Nienawidzę, że cię kocham Ali Hazelwood 7,4
Są tu jacyś miłośnicy Enemies to Lovers? Tego motywu w romansach nigdy dość! Zgadzacie się ze mną?
„Nienawidzę, że Cię kocham” to książka Ali Hazelwood zawierająca w sobie trzy opowiadania. Wszystkie łączy wspomniany motyw, ale też postaci. Poznajemy tutaj losy trzech przyjaciółek — choć każdej z osobna.
„Pod jednym dachem” to historia Mary, która odziedziczyła w spadku połowę domu, w którym zamieszkuje gburowaty Liam. Dzielenie wspólnej przestrzeni nie jest łatwe, ale bohaterowie muszą się z tym uporać.

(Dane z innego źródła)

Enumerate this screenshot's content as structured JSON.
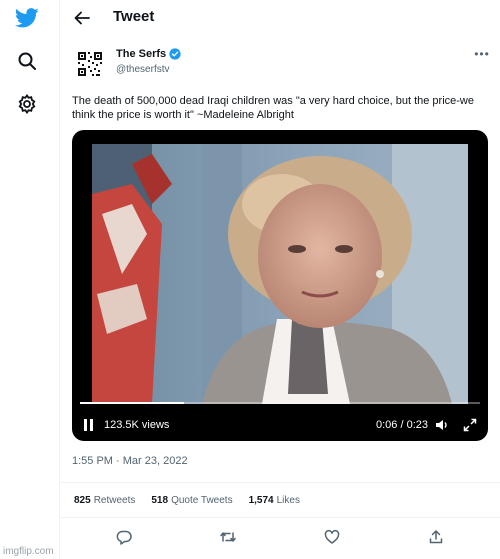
{
  "nav": {
    "items": [
      {
        "icon": "twitter-logo-icon"
      },
      {
        "icon": "search-icon"
      },
      {
        "icon": "settings-icon"
      }
    ],
    "brand_color": "#1d9bf0"
  },
  "header": {
    "title": "Tweet"
  },
  "tweet": {
    "author": {
      "display_name": "The Serfs",
      "handle": "@theserfstv",
      "verified": true
    },
    "text": "The death of 500,000 dead Iraqi children was \"a very hard choice, but the price-we think the price is worth it\" ~Madeleine Albright",
    "video": {
      "views": "123.5K views",
      "time": "0:06 / 0:23",
      "progress": 0.26,
      "playing": true
    },
    "timestamp": "1:55 PM · Mar 23, 2022",
    "stats": {
      "retweets_count": "825",
      "retweets_label": "Retweets",
      "quotes_count": "518",
      "quotes_label": "Quote Tweets",
      "likes_count": "1,574",
      "likes_label": "Likes"
    },
    "actions": [
      {
        "icon": "reply-icon"
      },
      {
        "icon": "retweet-icon"
      },
      {
        "icon": "like-icon"
      },
      {
        "icon": "share-icon"
      }
    ]
  },
  "watermark": "imgflip.com"
}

„Skazani na siebie” opowiada o Sadie, która utknęła w windzie z gościem, który kiedyś złamał jej serce. Choć Eryk próbuje przeprosić i wyjaśnić nieporozumienie, dziewczyna jest nieprzystępna.
„Poniżej zera” to opowieść o Hannah, która próbując wykonać misję NASA na kole podbiegunowym, ulega wypadkowi, a jej jedynym wybawicielem staje się odwieczny wróg – Ian.
Przy ostatniej książce autorki, którą recenzowałam, wspominałam o elementach, które zawsze znajdują się w jej powieściach. Tutaj również się one znalazły.
Wszystkie trzy opisywane kobiety są młodymi naukowczyniami, które pracują przy ważnych projektach. Wszystkie trzy ulegają urokowi nieziemsko przystojnych, dobrze zbudowanych, hojnie obdarzonych przez naturę samców alfa, którzy sprawiają wrażenie, że nimi gardzą.
Oczywiście jak łatwo się domyślić, wszystkie relacje opierają się na nieporozumieniu, które wynika z zerowych zdolności społecznych owych jegomościów, którzy nie potrafią oznajmić kobiecie, że darzą ją uczuciami.
Wszystkie pary ostatecznie doczekują się swojego happy endu, a całość uwieńczona jest rozdziałem dodatkowym, który informuje czytelnika o losach bohaterów „jakiś czas później”.
Choć całość jest dość sztampowa i nie różni się absolutnie niczym od poprzednich książek autorki (łapałam się na tym, że gubiłam wątki i myliłam bohaterki, z tymi z poprzednich przeczytanych przeze mnie pozycji) jest bardzo przyjemna w odbiorze.
Jest to pozycja idealna dla tych, którzy szukają czegoś lekkiego, do odstresowania się po doświadczeniu trudów tygodnia.